Third, given the vacuum in non-Malay support, Umno thinks that the time is ripe to seek an alignment with PAS even if such an alignment would deal a death knell for BN. Of course, the prospect of this alliance has come about as PAS itself is experiencing internal problems of great magnitude.
Fourth, since Najib has placed so much premium on his own survival rather than that of Umno, he has no qualms about seeking accommodation with PAS even though both parties are ideologically divided on the question of Islam and the nature of political governance.

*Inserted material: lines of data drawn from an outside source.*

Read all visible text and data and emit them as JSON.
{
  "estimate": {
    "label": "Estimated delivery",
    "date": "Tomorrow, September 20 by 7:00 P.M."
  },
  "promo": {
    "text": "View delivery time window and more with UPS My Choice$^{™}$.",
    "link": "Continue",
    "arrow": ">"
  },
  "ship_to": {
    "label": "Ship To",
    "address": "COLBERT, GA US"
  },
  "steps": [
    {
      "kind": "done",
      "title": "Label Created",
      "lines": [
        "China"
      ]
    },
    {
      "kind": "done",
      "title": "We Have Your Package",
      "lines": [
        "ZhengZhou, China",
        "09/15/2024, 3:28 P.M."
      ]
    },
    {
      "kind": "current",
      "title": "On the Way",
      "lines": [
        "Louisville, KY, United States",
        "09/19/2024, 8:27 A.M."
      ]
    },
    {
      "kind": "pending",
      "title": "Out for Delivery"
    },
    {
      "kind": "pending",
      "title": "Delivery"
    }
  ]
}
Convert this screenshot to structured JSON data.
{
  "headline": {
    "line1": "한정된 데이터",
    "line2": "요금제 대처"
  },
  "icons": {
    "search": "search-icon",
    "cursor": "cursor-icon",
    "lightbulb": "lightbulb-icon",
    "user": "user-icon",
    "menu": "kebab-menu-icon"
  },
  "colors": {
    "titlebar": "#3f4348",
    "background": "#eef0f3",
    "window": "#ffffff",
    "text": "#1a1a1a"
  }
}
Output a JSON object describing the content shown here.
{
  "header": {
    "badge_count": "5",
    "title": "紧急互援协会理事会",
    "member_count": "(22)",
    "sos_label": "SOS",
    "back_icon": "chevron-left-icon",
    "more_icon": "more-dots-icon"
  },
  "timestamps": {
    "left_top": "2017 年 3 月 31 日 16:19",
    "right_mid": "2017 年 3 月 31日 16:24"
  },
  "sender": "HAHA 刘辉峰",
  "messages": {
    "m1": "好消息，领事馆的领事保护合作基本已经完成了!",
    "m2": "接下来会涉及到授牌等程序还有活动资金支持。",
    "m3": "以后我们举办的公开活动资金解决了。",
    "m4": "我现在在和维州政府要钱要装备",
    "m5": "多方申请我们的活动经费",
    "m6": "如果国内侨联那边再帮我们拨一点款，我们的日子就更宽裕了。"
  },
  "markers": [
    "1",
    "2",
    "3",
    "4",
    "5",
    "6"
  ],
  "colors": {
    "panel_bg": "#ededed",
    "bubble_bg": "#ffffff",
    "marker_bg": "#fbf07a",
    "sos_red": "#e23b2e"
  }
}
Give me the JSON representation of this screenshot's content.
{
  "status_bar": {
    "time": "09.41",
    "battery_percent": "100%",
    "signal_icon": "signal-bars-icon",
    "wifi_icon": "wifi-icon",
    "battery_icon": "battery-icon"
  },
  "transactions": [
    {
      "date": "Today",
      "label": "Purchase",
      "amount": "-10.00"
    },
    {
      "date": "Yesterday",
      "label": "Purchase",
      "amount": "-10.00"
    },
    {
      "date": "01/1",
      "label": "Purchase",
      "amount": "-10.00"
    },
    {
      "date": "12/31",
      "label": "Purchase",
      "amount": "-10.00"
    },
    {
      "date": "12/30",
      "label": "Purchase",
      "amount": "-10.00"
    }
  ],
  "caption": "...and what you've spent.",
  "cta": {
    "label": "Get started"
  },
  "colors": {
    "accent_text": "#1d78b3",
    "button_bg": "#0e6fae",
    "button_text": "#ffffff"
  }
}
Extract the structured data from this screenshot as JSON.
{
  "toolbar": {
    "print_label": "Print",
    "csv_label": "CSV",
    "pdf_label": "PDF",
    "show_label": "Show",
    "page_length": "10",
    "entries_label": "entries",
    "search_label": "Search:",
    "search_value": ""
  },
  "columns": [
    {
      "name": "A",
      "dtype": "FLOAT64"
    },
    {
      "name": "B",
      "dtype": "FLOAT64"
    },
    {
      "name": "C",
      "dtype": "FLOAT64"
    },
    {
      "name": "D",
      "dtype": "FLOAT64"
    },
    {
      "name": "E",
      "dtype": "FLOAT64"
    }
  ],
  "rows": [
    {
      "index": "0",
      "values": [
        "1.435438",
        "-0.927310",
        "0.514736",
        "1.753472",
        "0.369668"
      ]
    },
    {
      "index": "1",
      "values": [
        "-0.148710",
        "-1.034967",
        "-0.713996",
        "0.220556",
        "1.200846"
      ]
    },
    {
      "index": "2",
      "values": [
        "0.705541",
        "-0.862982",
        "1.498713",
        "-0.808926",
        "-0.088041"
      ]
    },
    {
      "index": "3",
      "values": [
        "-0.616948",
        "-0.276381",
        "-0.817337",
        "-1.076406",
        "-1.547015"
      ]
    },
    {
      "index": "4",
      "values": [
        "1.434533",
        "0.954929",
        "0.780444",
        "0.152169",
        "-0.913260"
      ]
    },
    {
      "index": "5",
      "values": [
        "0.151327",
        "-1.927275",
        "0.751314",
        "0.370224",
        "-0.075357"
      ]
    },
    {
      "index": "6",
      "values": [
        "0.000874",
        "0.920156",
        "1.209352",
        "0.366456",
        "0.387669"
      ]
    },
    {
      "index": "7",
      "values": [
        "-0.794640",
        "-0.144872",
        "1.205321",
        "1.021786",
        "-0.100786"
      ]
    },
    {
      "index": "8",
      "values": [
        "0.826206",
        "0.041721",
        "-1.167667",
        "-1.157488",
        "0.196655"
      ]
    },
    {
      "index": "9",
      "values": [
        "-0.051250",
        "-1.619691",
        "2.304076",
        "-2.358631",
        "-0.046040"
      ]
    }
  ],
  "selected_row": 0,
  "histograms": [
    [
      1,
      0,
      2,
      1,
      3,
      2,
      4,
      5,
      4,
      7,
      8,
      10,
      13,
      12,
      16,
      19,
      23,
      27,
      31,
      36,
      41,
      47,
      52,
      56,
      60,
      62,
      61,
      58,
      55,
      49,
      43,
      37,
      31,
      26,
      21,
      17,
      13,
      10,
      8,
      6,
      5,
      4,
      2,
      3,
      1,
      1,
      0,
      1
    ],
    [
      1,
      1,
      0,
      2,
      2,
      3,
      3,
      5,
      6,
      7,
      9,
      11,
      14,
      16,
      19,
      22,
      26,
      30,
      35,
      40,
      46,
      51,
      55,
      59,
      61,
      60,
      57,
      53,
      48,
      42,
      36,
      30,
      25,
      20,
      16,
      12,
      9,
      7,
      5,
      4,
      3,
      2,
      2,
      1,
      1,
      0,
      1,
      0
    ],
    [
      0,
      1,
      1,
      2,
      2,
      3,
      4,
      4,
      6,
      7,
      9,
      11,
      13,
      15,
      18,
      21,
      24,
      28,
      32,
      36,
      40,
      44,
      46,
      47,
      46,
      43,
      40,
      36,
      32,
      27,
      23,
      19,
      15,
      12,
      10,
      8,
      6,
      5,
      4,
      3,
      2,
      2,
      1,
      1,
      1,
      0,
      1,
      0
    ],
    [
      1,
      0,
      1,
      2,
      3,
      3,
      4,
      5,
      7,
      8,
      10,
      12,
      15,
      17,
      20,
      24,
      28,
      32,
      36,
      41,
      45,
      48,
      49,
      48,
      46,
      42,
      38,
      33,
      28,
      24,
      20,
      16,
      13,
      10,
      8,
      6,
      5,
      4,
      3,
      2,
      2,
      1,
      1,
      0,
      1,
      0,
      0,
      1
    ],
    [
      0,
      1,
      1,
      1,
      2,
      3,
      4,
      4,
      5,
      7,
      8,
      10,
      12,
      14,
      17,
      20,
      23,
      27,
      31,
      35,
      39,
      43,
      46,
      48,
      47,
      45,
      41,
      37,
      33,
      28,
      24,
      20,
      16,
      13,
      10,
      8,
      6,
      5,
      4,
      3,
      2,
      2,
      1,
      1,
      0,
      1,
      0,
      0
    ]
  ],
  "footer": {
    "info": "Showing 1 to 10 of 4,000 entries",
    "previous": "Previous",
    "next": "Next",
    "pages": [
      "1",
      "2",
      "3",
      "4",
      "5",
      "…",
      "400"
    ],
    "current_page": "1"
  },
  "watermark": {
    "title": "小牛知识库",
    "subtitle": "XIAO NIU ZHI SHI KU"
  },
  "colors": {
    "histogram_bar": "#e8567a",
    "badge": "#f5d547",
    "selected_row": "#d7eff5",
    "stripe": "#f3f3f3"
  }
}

What is the attraction for PAS?
PAS is at its lowest point in the political history of Malaysia. Its purge of progressive Islamic leaders that led to the formation of Parti Amanah Negara has taken away some support from the party. Most importantly, PAS has lost leaders who are articulate and who could take on Umno – both in the Parliament and outside.
Given this development, PAS president Abdul Hadi Awang thinks that by supporting Umno, he could re-engineer support for PAS.
Moreover, PAS is a political party that is well known for political rhetoric, but very poor in political governance. The way it has governed Kelantan speaks volumes of its nature. During the 2014 floods, its administration could not even organise and render social, economic and welfare assistance to those affected. There are grounds to believe that without an alliance with Umno, it might be able to retain power in Kelantan in the next general election.
PAS under the present leadership seems to realise that it has reached a dead-end in Malaysian politics; and unless it reworks its political strategy and forms a new alliance, it would be forgotten in the due course of time.
Hence, the present move on the part of PAS to endear itself with Umno and refraining from criticising Najib on matters of corruption, reflects the internal crises within the party and how it is moving in the direction of “reinventing” itself.
Also, given the autocratic leadership style of its leader Hadi, there is little or no time for dissent in the PAS – the move to embrace Umno reflects not a consensus within the party, but a position of Hadi himself and his sycophants.
Implications for the non-Malay parties in BN
MCA’s vehement opposition to the admission of PAS in BN might not have the desired effect. MCA, given its weak position in the Chinese community, might not be in a position to oppose the admission of PAS; in fact, Umno does not care a damn of MCA, Gerakan or MIC.
These parties exist not because of the support they get from their respective communities, but from the lifeline extended by Umno.
The question of MCA or another non-Malay party opposing the new alliance might not have any impact on Umno. It is better for MCA to say that it would leave BN if PAS is admitted, rather than say it would oppose the move. But will MCA have the guts to do so? I doubt it.
And forget about Gerakan or MIC, these are non-consequential political parties. Even if Umno does not admit PAS, the former can always have a different kind of political arrangement to accommodate with it. Again, the MCA embargo on PAS’ entry into BN might not make any sense – at least for the moment.
Furthermore, given the dire straits that Umno is caught in at the moment, there is little that these non-Malay political parties can do to prevent this alliance.
In their entire political history, Umno today is at its weakest. If it wants to remain relevant in the Malaysian political scenario, then its choices are limited as non-Malay support for the party has virtually vanished in the peninsular.
The strange part is that it is not Umno who is really in trouble, it is Najib. But the latter has been capable of dragging the entire party into the mud, as though his survival is the survival of the party – which is what former prime minister Dr Mahathir Mohamad has been trying to tell the Malaysian public.
P RAMASAMY is Deputy Chief Minister II of Penang and the state assemblyperson for Perai.